North Dakota is a U.S. state in the upper Midwest of the country. It is named after the indigenous Lakota and Dakota Sioux, who historically dominated the territory and remain a large community. North Dakota is bordered by the Canadian provinces of Saskatchewan and Manitoba to the north and by the U.S. states of Minnesota to the east, South Dakota to the south, and Montana to the west. It is believed to host the geographic center of North America, situated in the town of Rugby, and is home to the tallest man-made structure in the Western Hemisphere, the KVLY-TV mast.
Of the 50 states, North Dakota is the nineteenth largest in area, but with a population of less than 780,000 as of 2020, it is the fourth least populous and fourth most sparsely populated. The capital is Bismarck while the largest city is Fargo, which accounts for nearly a fifth of the state's population; both cities are among the fastest-growing in the U.S., although half of all residents live in rural areas. The state is part of the Great Plains region, with broad prairies, steppe, temperate savanna, badlands, and farmland being defining characteristics.
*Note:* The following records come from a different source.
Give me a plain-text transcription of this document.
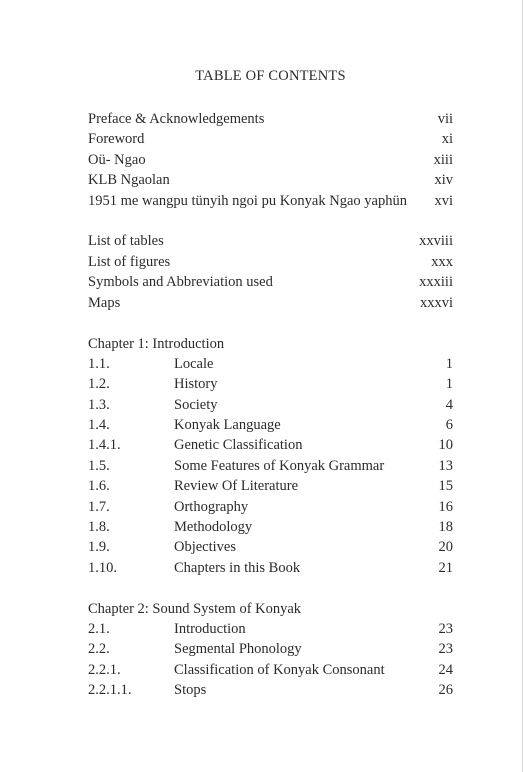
TABLE OF CONTENTS
Preface & Acknowledgements	vii
Foreword	xi
Oü- Ngao	xiii
KLB Ngaolan	xiv
1951 me wangpu tünyih ngoi pu Konyak Ngao yaphün xvi
List of tables	xxviii
List of figures	xxx
Symbols and Abbreviation used	xxxiii
Maps	xxxvi
Chapter 1: Introduction
1.1.	Locale	1
1.2.	History	1
1.3.	Society	4
1.4.	Konyak Language	6
1.4.1.	Genetic Classification	10
1.5.	Some Features of Konyak Grammar	13
1.6.	Review Of Literature	15
1.7.	Orthography	16
1.8.	Methodology	18
1.9.	Objectives	20
1.10.	Chapters in this Book	21
Chapter 2: Sound System of Konyak
2.1.	Introduction	23
2.2.	Segmental Phonology	23
2.2.1.	Classification of Konyak Consonant	24
2.2.1.1.	Stops	26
What is now North Dakota was inhabited for thousands of years by various Native American tribes, including the Mandan, Hidatsa, and Arikara along the Missouri River; the Ojibwa and Cree in the northeast; and several Sioux groups across the rest of the state. European explorers and traders first arrived in the early 18th century, mostly in pursuit of lucrative furs. The United States acquired the region in the early 19th century, gradually settling it amid growing resistance by increasingly displaced natives.
The Dakota Territory, established in 1861, became central to American pioneers, with the Homestead Act of 1862 precipitating significant population growth and development. The traditional fur trade declined in favor of farming, particularly of wheat; the subsequent Dakota Boom from 1878 to 1886 saw giant farms stretched across the rolling prairies, with the territory becoming a key breadbasket and regional economic engine. The Northern Pacific and Great Northern railway companies competed for access to lucrative grain centers; farmers banded together in political and socioeconomic alliances that were core to the broader Populist Movement of the Midwest.
North Dakota was admitted to the Union on November 2, 1889, along with neighboring South Dakota, as the 39th and 40th states. President Benjamin Harrison shuffled the statehood papers before signing them so that no one could tell which became a state first; consequently, the two states are officially numbered in alphabetical order. Statehood marked the gradual winding down of the pioneer period, with the state fully settled by around 1920. Subsequent decades saw a rise in radical agrarian movements and economic cooperatives, of which one legacy is the Bank of North Dakota, the only state-run bank in the U.S.
Beginning in the mid 20th century, North Dakota's rich natural resources became more critical to economic development; into the 21st century, oil extraction from the Bakken formation in the northwest has played a major role in the state's prosperity. Such development has led to unprecedented population growth and reduced unemployment, with North Dakota having the second lowest unemployment rate in the U.S. . It ranks relatively well in metrics such as infrastructure, quality of life, economic opportunity, and public safety.